I just read an interesting on-line article from the New Scientist that discusses this. As the article states:
In its 2007 report, the Intergovernmental Panel on Climate Change (IPCC) forecast a sea level rise of between 19 and 59 centimetres by 2100, but this excluded "future rapid dynamical changes in ice flow".
The rest of the fairly extensive article discusses the various types of modeling being done, much of it after the IPCC statement. As is often with such modeling, there is a great deal of uncertainty with complicated system such as the earth including how much greenhouse gas the world produces. However, the conclusion is that the sea level is likely to rise something between 0.8-2.0 meters by 2100 (and of course still increasing in subsequent years).
Sea level rise comes from a number of factors. To briefly mention a few from the article:
- Thermal expansion of water
- Glacier movement of ice into the sea from land
- Melting of surface water on the glacier tunneling beneath to lubricate the glacier movement.

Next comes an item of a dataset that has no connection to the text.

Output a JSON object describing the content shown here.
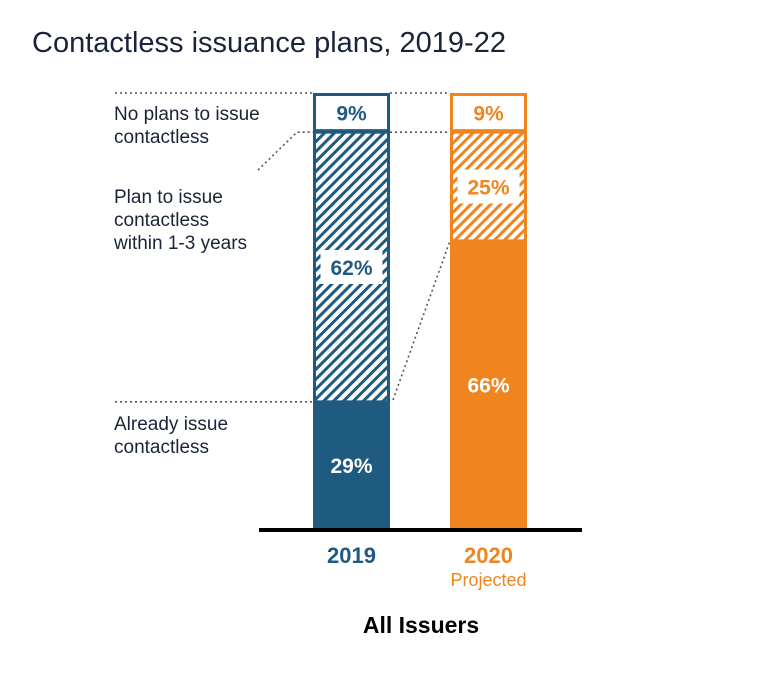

- Surface melting on glaciers creating giant "ice cubes" which may tumble over increasing glacier flow rate
- Warmer sea water near the ice sheets melting from below releasing more dammed ice to increase flow off land
The author also points out that such a rise is consistent with geologic history. There have been instances where sea level has risen by 1.6 meters on average in a 100 year stretch during the last interglacial period and one report that suggests that sea level had risen by 3 meters in 50-100 years.